Nicht unberücksichtigt bleiben darf hier auch der Umstand, dass der Antragsteller auf der ersten Seite seines am 30. Januar 2007 beim Verwaltungsgericht eingereichten Klageschriftsatzes ausdrücklich bekundet hat, nach der Anfang 2004 vorgenommenen Abmeldung seiner Rundfunkgeräte "in der Folge... immer wieder Rechnungen/Zahlungsaufforderungen der GEZ" erhalten zu haben. Seine im nachfolgenden Schriftsatz vom 19. Februar 2007 getroffene Aussage, bis heute lägen ihm die vom Antragsgegner angeführten Gebührenbescheide nicht vor, muss danach zumindest als unschlüssig gelten. Die vom Antragsteller geschilderten Gesamtumstände - insbesondere der Verbleib von Empfangsgeräten bei einer früheren Lebensgefährtin und die längere Abwesenheit aus Deutschland - lassen es bei lebensnaher Betrachtung als durchaus möglich erscheinen, dass der Antragsteller oder eine für ihn tätige Person die von der GEZ stammenden Schreiben in der Annahme, dass keine Gebührenpflicht mehr bestehe, unbeachtet gelassen haben. Da ein solcher Kausalverlauf insgesamt als sehr viel wahrscheinlicher anzusehen ist als der Verlust sämtlicher fünf Briefe beim Versand oder während einer möglichen Rücksendung, muss nach allgemeinen Beweisgrundsätzen zugunsten des Antragsgegners von einer wirksamen Bekanntgabe der Bescheide ausgegangen werden. Da diese infolgedessen nicht nur als rechtswirksam, sondern aufgrund des Zeitablaufs mittlerweile auch bereits als bestandskräftig gelten müssen, könnten gegen ihre Vollstreckung selbst dann keine durchgreifenden rechtlichen Einwände erhoben werden, wenn die vom Antragsteller behauptete frühere Abmeldung der Empfangsgeräte dem Antragsgegner tatsächlich zugegangen wäre, was der Antragsteller bisher aber nicht zu belegen vermocht hat.
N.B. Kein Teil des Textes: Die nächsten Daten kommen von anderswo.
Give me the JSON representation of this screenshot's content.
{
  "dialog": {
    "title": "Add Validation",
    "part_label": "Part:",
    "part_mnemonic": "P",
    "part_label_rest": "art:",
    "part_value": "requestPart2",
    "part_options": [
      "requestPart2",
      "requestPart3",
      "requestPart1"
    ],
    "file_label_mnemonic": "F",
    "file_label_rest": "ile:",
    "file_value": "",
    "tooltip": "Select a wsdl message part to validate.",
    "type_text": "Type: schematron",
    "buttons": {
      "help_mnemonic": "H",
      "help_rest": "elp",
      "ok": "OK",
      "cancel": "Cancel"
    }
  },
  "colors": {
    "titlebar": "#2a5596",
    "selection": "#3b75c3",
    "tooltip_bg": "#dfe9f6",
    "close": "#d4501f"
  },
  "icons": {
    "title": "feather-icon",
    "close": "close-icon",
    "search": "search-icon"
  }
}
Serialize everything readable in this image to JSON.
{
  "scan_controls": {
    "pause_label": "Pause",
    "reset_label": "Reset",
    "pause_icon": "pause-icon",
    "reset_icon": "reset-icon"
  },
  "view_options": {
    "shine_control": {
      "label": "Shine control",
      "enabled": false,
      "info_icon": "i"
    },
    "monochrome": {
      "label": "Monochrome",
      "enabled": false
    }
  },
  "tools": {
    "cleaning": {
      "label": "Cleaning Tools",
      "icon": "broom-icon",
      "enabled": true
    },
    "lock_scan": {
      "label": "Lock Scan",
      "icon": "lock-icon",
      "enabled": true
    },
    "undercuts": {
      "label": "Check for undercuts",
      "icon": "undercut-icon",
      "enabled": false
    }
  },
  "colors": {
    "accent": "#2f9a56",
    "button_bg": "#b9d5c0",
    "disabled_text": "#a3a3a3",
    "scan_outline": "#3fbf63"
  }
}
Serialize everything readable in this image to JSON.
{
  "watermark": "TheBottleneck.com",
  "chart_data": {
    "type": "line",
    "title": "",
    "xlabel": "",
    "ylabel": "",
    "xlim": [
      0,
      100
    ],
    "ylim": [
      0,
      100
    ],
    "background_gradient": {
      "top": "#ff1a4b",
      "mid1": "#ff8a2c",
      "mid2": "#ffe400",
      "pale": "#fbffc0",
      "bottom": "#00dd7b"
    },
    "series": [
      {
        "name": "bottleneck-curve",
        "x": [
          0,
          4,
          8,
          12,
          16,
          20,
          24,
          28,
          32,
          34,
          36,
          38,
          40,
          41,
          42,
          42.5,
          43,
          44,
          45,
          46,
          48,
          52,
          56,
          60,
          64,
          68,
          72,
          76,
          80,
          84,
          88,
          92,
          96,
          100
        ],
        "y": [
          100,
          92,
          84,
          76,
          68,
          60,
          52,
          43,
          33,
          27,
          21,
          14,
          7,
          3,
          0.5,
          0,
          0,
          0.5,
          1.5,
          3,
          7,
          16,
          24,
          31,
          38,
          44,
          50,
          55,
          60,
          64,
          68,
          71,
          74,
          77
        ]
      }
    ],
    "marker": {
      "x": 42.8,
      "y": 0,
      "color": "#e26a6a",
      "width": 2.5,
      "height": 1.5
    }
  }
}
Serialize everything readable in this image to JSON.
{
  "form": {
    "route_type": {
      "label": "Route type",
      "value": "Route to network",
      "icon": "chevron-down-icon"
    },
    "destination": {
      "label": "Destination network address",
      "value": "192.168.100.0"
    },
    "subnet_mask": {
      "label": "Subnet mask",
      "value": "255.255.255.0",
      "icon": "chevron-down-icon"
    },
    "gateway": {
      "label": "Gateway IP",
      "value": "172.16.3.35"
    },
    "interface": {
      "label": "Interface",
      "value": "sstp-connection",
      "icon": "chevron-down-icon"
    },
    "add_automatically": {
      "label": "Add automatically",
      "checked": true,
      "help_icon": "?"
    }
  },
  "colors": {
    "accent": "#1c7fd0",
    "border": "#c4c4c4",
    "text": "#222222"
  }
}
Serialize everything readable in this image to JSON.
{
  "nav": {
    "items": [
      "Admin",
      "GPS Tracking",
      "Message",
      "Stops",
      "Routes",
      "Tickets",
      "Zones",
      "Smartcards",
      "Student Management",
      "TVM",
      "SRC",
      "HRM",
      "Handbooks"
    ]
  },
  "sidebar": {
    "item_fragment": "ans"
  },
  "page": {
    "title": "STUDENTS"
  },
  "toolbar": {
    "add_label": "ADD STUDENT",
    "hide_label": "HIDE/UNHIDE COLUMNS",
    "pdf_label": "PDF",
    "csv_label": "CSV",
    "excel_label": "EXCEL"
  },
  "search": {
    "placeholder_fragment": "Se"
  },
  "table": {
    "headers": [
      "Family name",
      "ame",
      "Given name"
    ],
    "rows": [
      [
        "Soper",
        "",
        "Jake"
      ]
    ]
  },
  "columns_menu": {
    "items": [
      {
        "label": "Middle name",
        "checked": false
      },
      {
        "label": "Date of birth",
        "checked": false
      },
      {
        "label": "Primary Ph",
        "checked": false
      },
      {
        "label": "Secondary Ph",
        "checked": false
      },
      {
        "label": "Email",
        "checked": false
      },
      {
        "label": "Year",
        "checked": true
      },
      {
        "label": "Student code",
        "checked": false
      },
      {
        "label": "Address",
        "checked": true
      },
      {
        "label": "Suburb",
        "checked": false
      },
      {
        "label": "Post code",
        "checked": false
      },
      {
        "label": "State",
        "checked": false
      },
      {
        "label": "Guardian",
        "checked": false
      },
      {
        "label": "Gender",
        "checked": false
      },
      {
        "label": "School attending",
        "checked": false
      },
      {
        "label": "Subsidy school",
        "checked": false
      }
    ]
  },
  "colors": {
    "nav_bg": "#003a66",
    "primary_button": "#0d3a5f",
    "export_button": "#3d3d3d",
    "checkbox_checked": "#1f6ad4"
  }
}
Die Kostenentscheidung folgt aus § 154 Abs. 1 VwGO. Der Streitwert ergibt sich aus der Summe der mit den streitgegenständlichen Bescheiden geltend gemachten rückständigen Rundfunkgebühren zuzüglich der jeweiligen Säumniszuschläge, § 52 Abs. 1, § 53 Abs. 3 Nr. 1, § 63 Abs. 3 Satz 1 GKG.